Direktur Kebijakan Publik Celios, Media Wahyudi Askar, menyatakan bahwa pendekatan lama yang berbasis kecukupan kalori dan indikator pengeluaran tidak mampu menangkap esensi kemiskinan modern. Hal ini mencakup beban utang yang melilit, ketimpangan akses layanan publik esensial, hingga tekanan finansial yang kian berat bagi rumah tangga kelas menengah. “Rumah tangga yang terlilit utang pinjaman *online* atau harus menjual tanah agar anaknya bisa sekolah seringkali tidak tercatat sebagai miskin. Justru sebaliknya, pengeluaran tinggi mereka dianggap sebagai tanda kesejahteraan,” jelas Media. Ia menambahkan bahwa penggunaan kelompok rentan sebagai referensi perhitungan garis kemiskinan membuat garis tersebut tidak naik signifikan, meskipun daya beli masyarakat terus memburuk. Akibatnya, kebijakan alokasi anggaran dan skema bantuan sosial seringkali tidak tepat sasaran, diperparah dengan persentase anggaran perlindungan sosial terhadap PDB Indonesia yang masih rendah.

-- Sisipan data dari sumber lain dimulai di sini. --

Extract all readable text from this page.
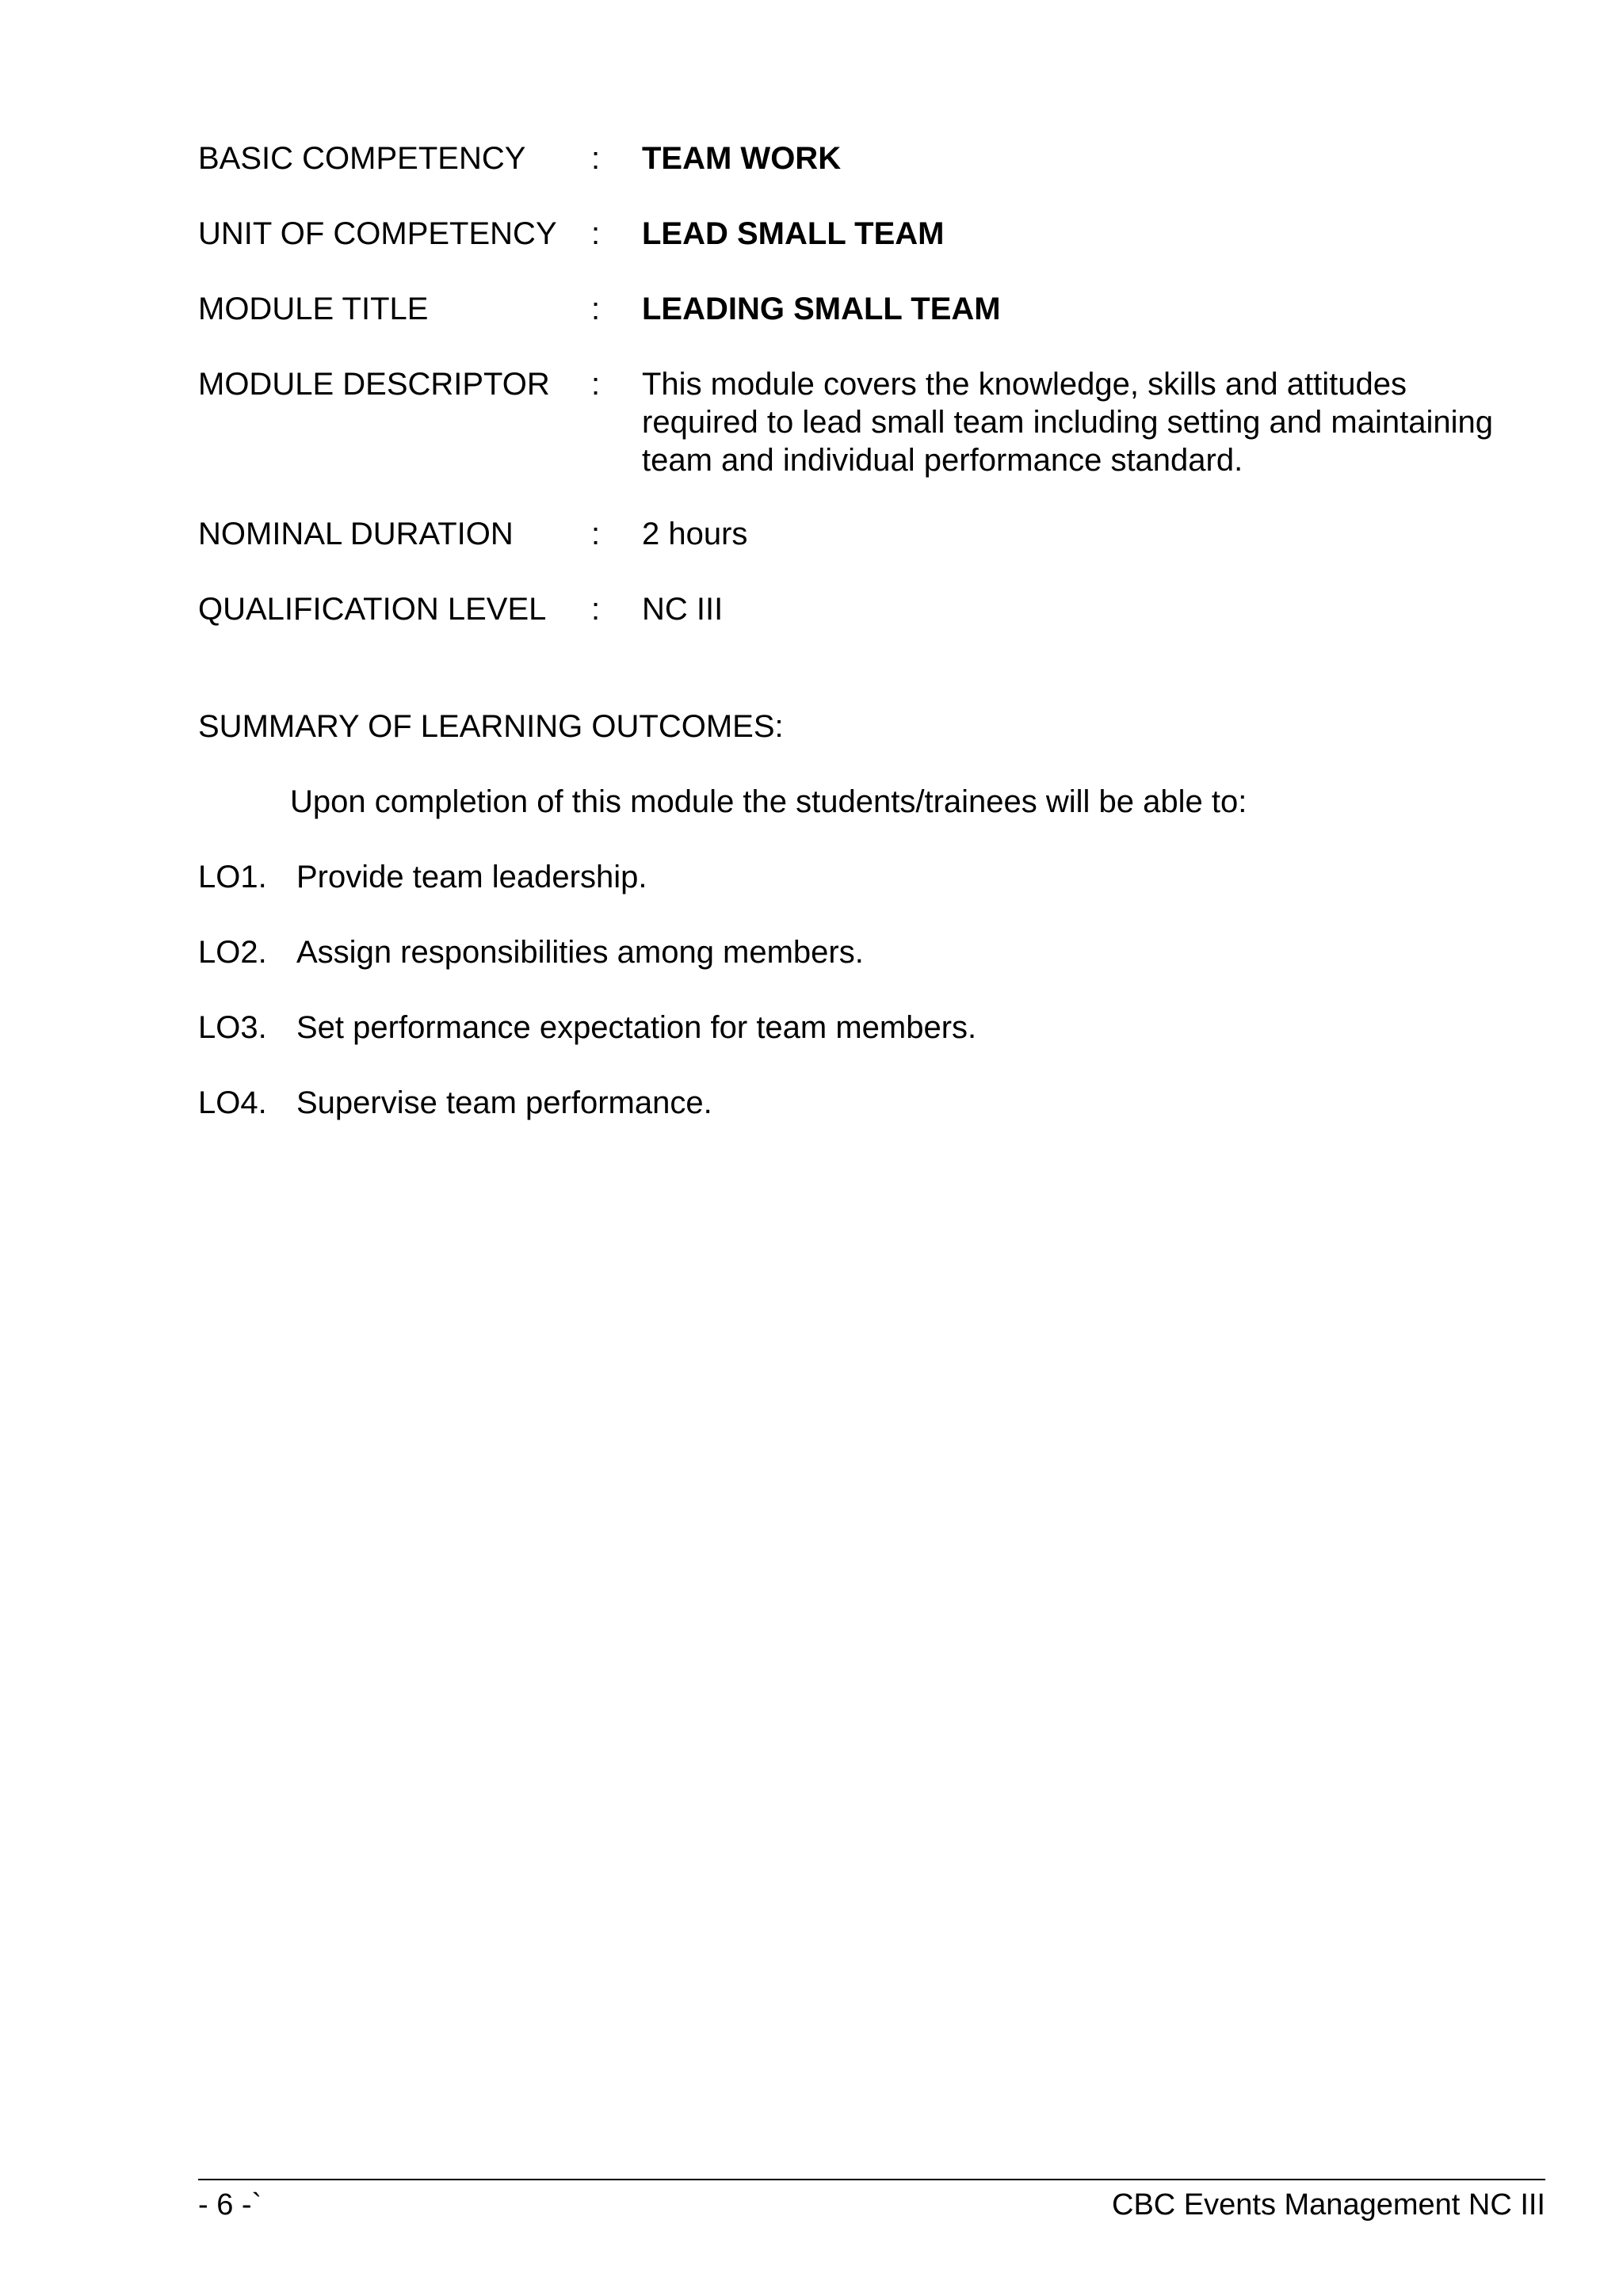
BASIC COMPETENCY : TEAM WORK
UNIT OF COMPETENCY : LEAD SMALL TEAM
MODULE TITLE	: LEADING SMALL TEAM
MODULE DESCRIPTOR : This module covers the knowledge, skills and attitudes
required to lead small team including setting and maintaining
team and individual performance standard.
NOMINAL DURATION : 2 hours
QUALIFICATION LEVEL : NC III
SUMMARY OF LEARNING OUTCOMES:
Upon completion of this module the students/trainees will be able to:
LO1. Provide team leadership.
LO2. Assign responsibilities among members.
LO3. Set performance expectation for team members.
LO4. Supervise team performance.
- 6 -`	CBC Events Management NC III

Menyikapi urgensi ini, Direktur Eksekutif Celios, Bhima Yudhistira, menyatakan bahwa revisi garis kemiskinan bukanlah hal yang tabu. Ia mencontohkan Malaysia yang pada tahun 2019 telah memperbarui garis kemiskinan untuk memperbesar porsi bantuan sosial yang diberikan kepada warganya. Berbeda dengan Malaysia, pemerintah Indonesia, menurut Bhima, tampak khawatir kenaikan angka kemiskinan akan membebani Anggaran Pendapatan dan Belanja Negara (APBN), apalagi di tengah rasio pajak yang rendah dan meningkatnya utang jatuh tempo. “Tapi di sisi lain langkah BPS yang belum juga merevisi garis kemiskinan justru terkesan membatasi hak orang yang benar-benar miskin dari akses bantuan pemerintah,” kritik Bhima.
Bhima juga menyoroti masalah akurasi data yang berdampak langsung pada efektivitas stimulus pemerintah, seperti contoh Bantuan Subsidi Upah (BSU) yang akan diberikan pada Juni-Juli 2025 mendatang. Menurutnya, BSU kali ini berpotensi mengulang kesalahan serupa di mana banyak pekerja informal, pekerja kontrak, ojek *online*, dan pekerja *outsourcing* tidak mendapatkannya karena persoalan pendataan.
Untuk mengatasi permasalahan ini, Celios mengusulkan redefinisi pengukuran kemiskinan dengan pendekatan berbasis *disposable income*. Pendekatan ini akan mempertimbangkan pendapatan setelah kebutuhan pokok dan kewajiban dasar terpenuhi, serta faktor geografis dan kebutuhan nonmakanan. Sebagai referensi, Uni Eropa telah menerapkan pendekatan hidup yang layak yang mencakup indikator yang lebih holistik, seperti literasi, kesehatan, tingkat pengangguran, hingga kebahagiaan. Celios juga mendorong agar pemahaman data kemiskinan seharusnya berfungsi sebagai alat evaluasi kebijakan, bukan sekadar alat politik. Dengan membandingkan tingkat kemiskinan sebelum dan sesudah intervensi fiskal, pemerintah dapat menilai efektivitas program redistribusi seperti Makan Bergizi Gratis, Program Keluarga Harapan (PKH), atau subsidi pupuk.
Guna mendorong perubahan fundamental ini, Celios merekomendasikan penerbitan Peraturan Presiden (Perpres) yang akan menjadi dasar koordinasi lintas lembaga. Perpres ini diharapkan dapat menyusun indikator baru, memperkuat integrasi data, dan menyelaraskan program pengentasan kemiskinan secara nasional, demi terciptanya kebijakan yang lebih adil dan tepat sasaran.